Si, pour plusieurs, la bande dessinée est synonyme d’évasion et de divertissement, elle est aussi capable d’être instructive, comme le prouve Et l’homme créa les dieux, un album passionnant qui s’attaque à l’un des plus épineux sujets qui soit: la religion.
Bien qu’elle existe depuis des temps immémoriaux, la croyance en des entités divines soulève son lot d’interrogations. Pourquoi existe-t-il des religions plus ou moins partout? Pourquoi prend-elle des formes aussi variées? Pourquoi a-t-elle tant d’importance pour les hommes? Pourquoi la religion prescrit-elle des rituels? Pourquoi trouve-t-on des spécialistes dans la plupart des religions? Pourquoi la religion semble-t-elle porteuse de vérité? Pourquoi existe-t-il des Églises et des institutions religieuses? Pourquoi la religion persiste-t-elle face au raisonnement scientifique? Pourquoi la religion suscite-t-elle des émotions puissantes? Pourquoi les gens tuent-ils en son nom? Pourquoi pousse-t-elle à l’héroïsme ou au sacrifice? Pourquoi certains hommes croient-ils? Voilà autant de questions essentielles qui sont examinées en profondeur par la bande dessinée Et l’homme créa les dieux.

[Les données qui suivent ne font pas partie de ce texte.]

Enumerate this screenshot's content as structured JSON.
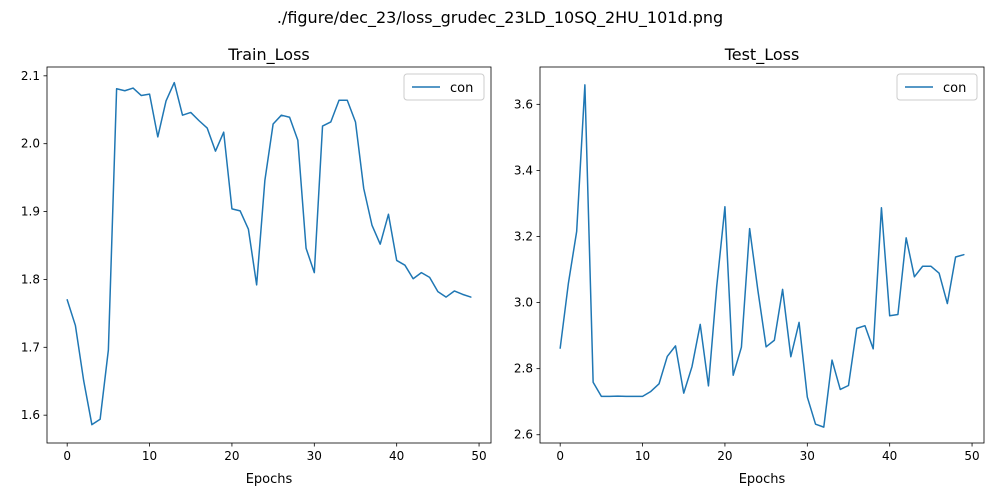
{
  "figure_title": "./figure/dec_23/loss_grudec_23LD_10SQ_2HU_101d.png",
  "chart_data": [
    {
      "type": "line",
      "title": "Train_Loss",
      "xlabel": "Epochs",
      "ylabel": "",
      "xlim": [
        -2.45,
        51.45
      ],
      "ylim": [
        1.559,
        2.113
      ],
      "xticks": [
        0,
        10,
        20,
        30,
        40,
        50
      ],
      "xtick_labels": [
        "0",
        "10",
        "20",
        "30",
        "40",
        "50"
      ],
      "yticks": [
        1.6,
        1.7,
        1.8,
        1.9,
        2.0,
        2.1
      ],
      "ytick_labels": [
        "1.6",
        "1.7",
        "1.8",
        "1.9",
        "2.0",
        "2.1"
      ],
      "legend_position": "top-right",
      "grid": false,
      "series": [
        {
          "name": "con",
          "color": "#1f77b4",
          "x": [
            0,
            1,
            2,
            3,
            4,
            5,
            6,
            7,
            8,
            9,
            10,
            11,
            12,
            13,
            14,
            15,
            16,
            17,
            18,
            19,
            20,
            21,
            22,
            23,
            24,
            25,
            26,
            27,
            28,
            29,
            30,
            31,
            32,
            33,
            34,
            35,
            36,
            37,
            38,
            39,
            40,
            41,
            42,
            43,
            44,
            45,
            46,
            47,
            48,
            49
          ],
          "values": [
            1.77,
            1.732,
            1.651,
            1.586,
            1.594,
            1.696,
            2.081,
            2.078,
            2.082,
            2.071,
            2.073,
            2.01,
            2.063,
            2.09,
            2.042,
            2.046,
            2.034,
            2.023,
            1.989,
            2.017,
            1.904,
            1.901,
            1.874,
            1.792,
            1.946,
            2.029,
            2.042,
            2.039,
            2.005,
            1.846,
            1.81,
            2.026,
            2.032,
            2.064,
            2.064,
            2.032,
            1.934,
            1.88,
            1.852,
            1.896,
            1.828,
            1.821,
            1.801,
            1.81,
            1.803,
            1.782,
            1.774,
            1.783,
            1.778,
            1.774
          ]
        }
      ]
    },
    {
      "type": "line",
      "title": "Test_Loss",
      "xlabel": "Epochs",
      "ylabel": "",
      "xlim": [
        -2.45,
        51.45
      ],
      "ylim": [
        2.575,
        3.713
      ],
      "xticks": [
        0,
        10,
        20,
        30,
        40,
        50
      ],
      "xtick_labels": [
        "0",
        "10",
        "20",
        "30",
        "40",
        "50"
      ],
      "yticks": [
        2.6,
        2.8,
        3.0,
        3.2,
        3.4,
        3.6
      ],
      "ytick_labels": [
        "2.6",
        "2.8",
        "3.0",
        "3.2",
        "3.4",
        "3.6"
      ],
      "legend_position": "top-right",
      "grid": false,
      "series": [
        {
          "name": "con",
          "color": "#1f77b4",
          "x": [
            0,
            1,
            2,
            3,
            4,
            5,
            6,
            7,
            8,
            9,
            10,
            11,
            12,
            13,
            14,
            15,
            16,
            17,
            18,
            19,
            20,
            21,
            22,
            23,
            24,
            25,
            26,
            27,
            28,
            29,
            30,
            31,
            32,
            33,
            34,
            35,
            36,
            37,
            38,
            39,
            40,
            41,
            42,
            43,
            44,
            45,
            46,
            47,
            48,
            49
          ],
          "values": [
            2.862,
            3.059,
            3.215,
            3.659,
            2.759,
            2.716,
            2.716,
            2.717,
            2.716,
            2.716,
            2.716,
            2.731,
            2.754,
            2.837,
            2.869,
            2.726,
            2.806,
            2.934,
            2.748,
            3.048,
            3.29,
            2.78,
            2.865,
            3.224,
            3.037,
            2.866,
            2.886,
            3.04,
            2.836,
            2.94,
            2.714,
            2.632,
            2.623,
            2.826,
            2.737,
            2.749,
            2.922,
            2.93,
            2.86,
            3.287,
            2.96,
            2.964,
            3.196,
            3.078,
            3.11,
            3.11,
            3.089,
            2.997,
            3.138,
            3.145
          ]
        }
      ]
    }
  ]
}
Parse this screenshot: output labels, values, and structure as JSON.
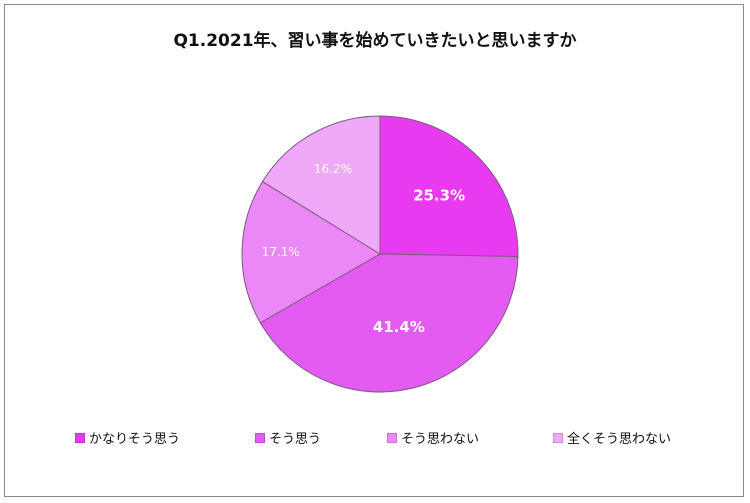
{
  "chart_data": {
    "type": "pie",
    "title": "Q1.2021年、習い事を始めていきたいと思いますか",
    "slices": [
      {
        "label": "かなりそう思う",
        "value": 25.3,
        "value_label": "25.3%",
        "color": "#e83af0",
        "label_color": "#ffffff",
        "label_bold": true
      },
      {
        "label": "そう思う",
        "value": 41.4,
        "value_label": "41.4%",
        "color": "#e45bf2",
        "label_color": "#ffffff",
        "label_bold": true
      },
      {
        "label": "そう思わない",
        "value": 17.1,
        "value_label": "17.1%",
        "color": "#eb87f6",
        "label_color": "#ffffff",
        "label_bold": false
      },
      {
        "label": "全くそう思わない",
        "value": 16.2,
        "value_label": "16.2%",
        "color": "#f0a8f9",
        "label_color": "#ffffff",
        "label_bold": false
      }
    ],
    "start_angle_deg": 0,
    "direction": "clockwise",
    "legend_position": "bottom"
  }
}
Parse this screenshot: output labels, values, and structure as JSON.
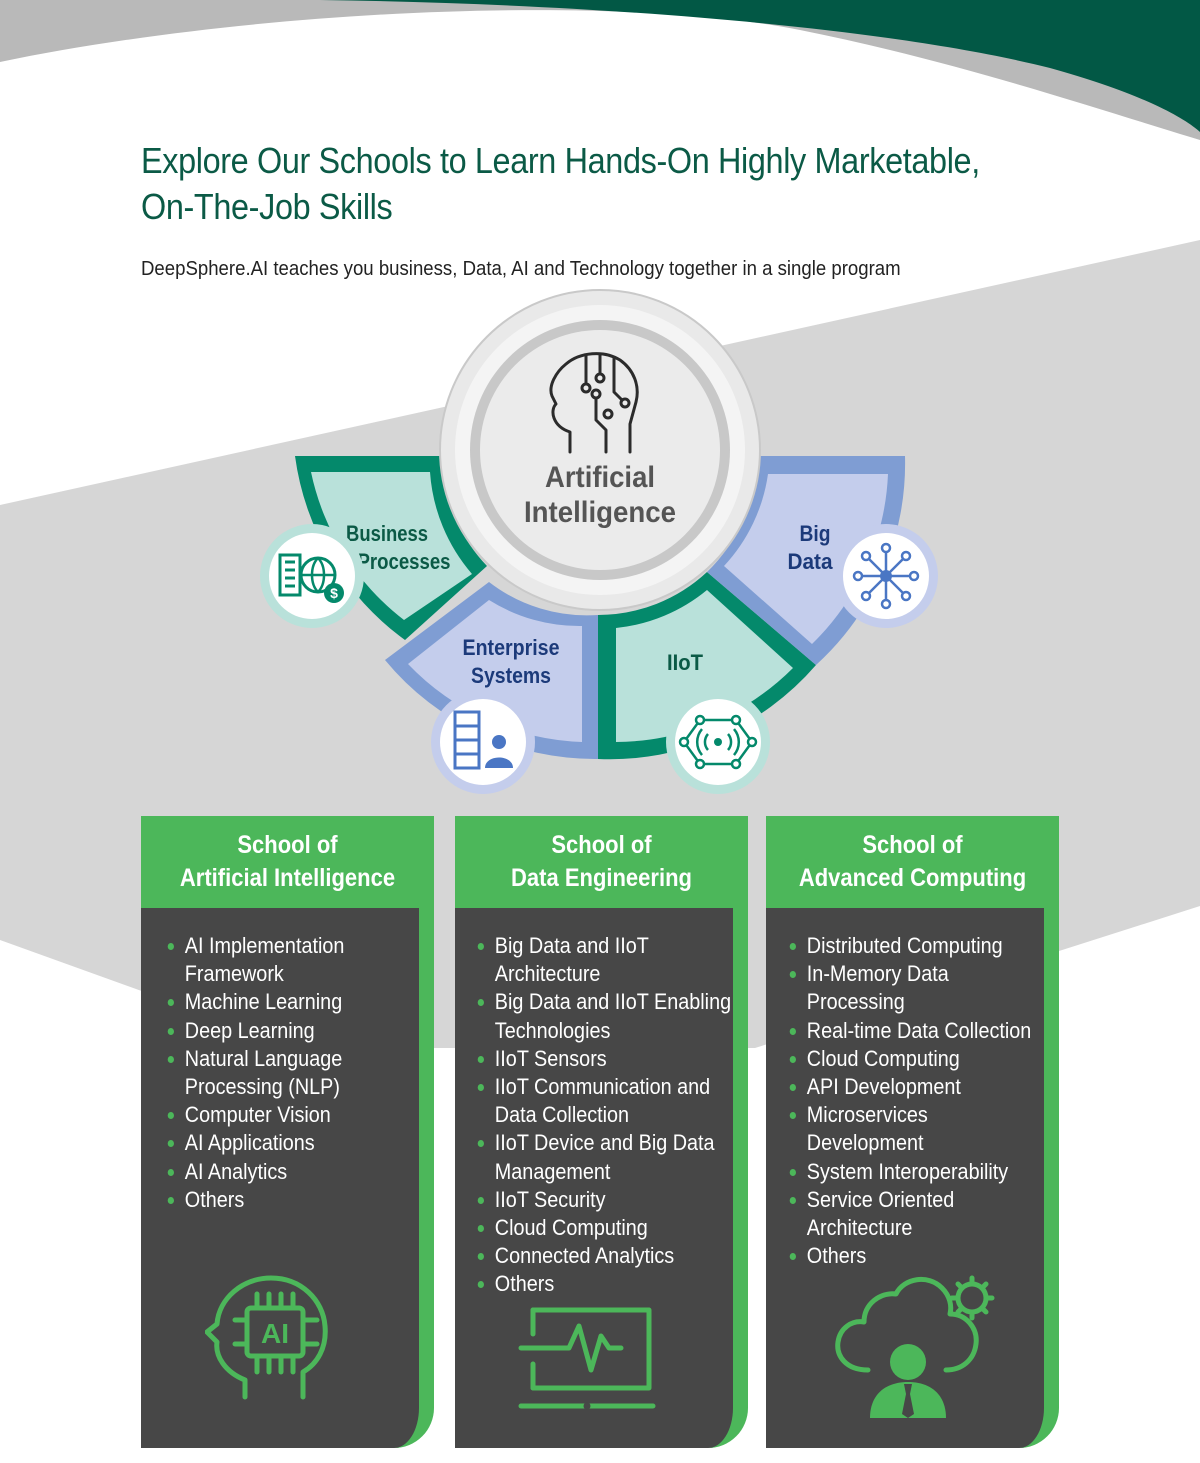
{
  "header": {
    "title_line1": "Explore Our Schools to Learn Hands-On Highly Marketable,",
    "title_line2": "On-The-Job Skills",
    "subtitle": "DeepSphere.AI teaches you business, Data, AI and Technology together in a single program"
  },
  "hub": {
    "line1": "Artificial",
    "line2": "Intelligence",
    "icon": "ai-head-circuit-icon"
  },
  "segments": [
    {
      "line1": "Business",
      "line2": "Processes",
      "icon": "business-globe-dollar-icon",
      "color": "#b9e1da",
      "border": "#04896b",
      "text_color": "#0b5a46"
    },
    {
      "line1": "Enterprise",
      "line2": "Systems",
      "icon": "enterprise-server-user-icon",
      "color": "#c4cdec",
      "border": "#7f9dd3",
      "text_color": "#1c3a7a"
    },
    {
      "line1": "IIoT",
      "line2": "",
      "icon": "iiot-network-signal-icon",
      "color": "#b9e1da",
      "border": "#04896b",
      "text_color": "#0b5a46"
    },
    {
      "line1": "Big",
      "line2": "Data",
      "icon": "big-data-network-icon",
      "color": "#c4cdec",
      "border": "#7f9dd3",
      "text_color": "#1c3a7a"
    }
  ],
  "schools": [
    {
      "title_line1": "School of",
      "title_line2": "Artificial Intelligence",
      "items": [
        "AI Implementation Framework",
        "Machine Learning",
        "Deep Learning",
        "Natural Language Processing (NLP)",
        "Computer Vision",
        "AI Applications",
        "AI Analytics",
        "Others"
      ],
      "icon": "ai-chip-head-icon"
    },
    {
      "title_line1": "School of",
      "title_line2": "Data Engineering",
      "items": [
        "Big Data and IIoT Architecture",
        "Big Data and IIoT Enabling Technologies",
        "IIoT Sensors",
        "IIoT Communication and Data Collection",
        "IIoT Device and Big Data Management",
        "IIoT Security",
        "Cloud Computing",
        "Connected Analytics",
        "Others"
      ],
      "icon": "monitor-pulse-icon"
    },
    {
      "title_line1": "School of",
      "title_line2": "Advanced Computing",
      "items": [
        "Distributed Computing",
        "In-Memory Data Processing",
        "Real-time Data Collection",
        "Cloud Computing",
        "API Development",
        "Microservices Development",
        "System Interoperability",
        "Service Oriented Architecture",
        "Others"
      ],
      "icon": "cloud-user-gear-icon"
    }
  ],
  "colors": {
    "dark_green": "#025845",
    "accent_green": "#4cb75a",
    "teal": "#04896b",
    "light_teal": "#b9e1da",
    "periwinkle": "#7f9dd3",
    "light_periwinkle": "#c4cdec",
    "card_dark": "#474747",
    "band_gray": "#d6d6d6"
  }
}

Adapté de l’essai de Pascal Boyer, professeur à l’Université Washington de Saint-Louis au Missouri et chercheur au CNRS dans les domaines de l’anthropologie et de la psychologie, Et l’homme créa les dieux utilise le prétexte d’un souper entre amis et d’une discussion à bâtons rompus, où les invités posent des questions et s’objectent à certaines hypothèses avancées, pour aborder des thèmes aussi complexes que le sacré, les rituels, les doctrines, le rapport au surnaturel et à la mort, la morale, la cohésion sociale et l’esprit de groupe, le fanatisme et le fondamentalisme. La particularité du livre est de traiter de ces sujets à travers les découvertes en psychologie, en linguistique, en anthropologie et en biologie de l’évolution, faites par des personnes qui ne pensaient pas que leurs travaux puissent aider à expliquer le sentiment religieux. Au final, il ne s’agit pas d’un ouvrage sur la théologie en tant que telle, ni d’un jugement sur les croyants, puisque ce sont les mécanismes mentaux œuvrant à la fabrique de la foi et à l’émergence des religions qui sont disséqués ici.
Il s’agit d’un sujet plutôt métaphysique, intangible pour une bande dessinée, et il n’est pas évident d’illustrer les croyances, les esprits invisibles ou les théories scientifiques, mais Joseph Béhé possède un talent remarquable pour traduire ces concepts en images. Travaillant au crayon de plomb et au feutre, il croque des scènes se déroulant à travers le globe et les époques, de New York à Bénarès en passant par le Big Bang, insérant à l’occasion des schémas scientifiques. Il esquisse une série de cases montrant sensiblement la même scène, avec le Pape au Vatican, un sorcier africain dans son village, ou un shaman dans une tribu préhistorique, afin de montrer les similitudes entre les cultes, ou présente une vue de coupe d’un cerveau avec des domestiques à l’intérieur afin d’expliquer les mécanismes mentaux à l’œuvre. Il termine l’album sur des suggestions de lectures, et les sources ayant servi à l’essai.
Constituant une magistrale œuvre de vulgarisation qui satisfera la curiosité des athées comme des croyants (du moins, ceux dont la science est compatible avec leur foi), Et l’homme créa les dieux est une lecture stimulante, qui apporte des réponses nouvelles à des questions fondamentales que l’humanité se pose depuis la nuit des temps.
Et l’homme créa les dieux, de Joseph Béhé (d’après l’essai de Pascal Boyer). Publié aux éditions Futuropolis, 368 pages.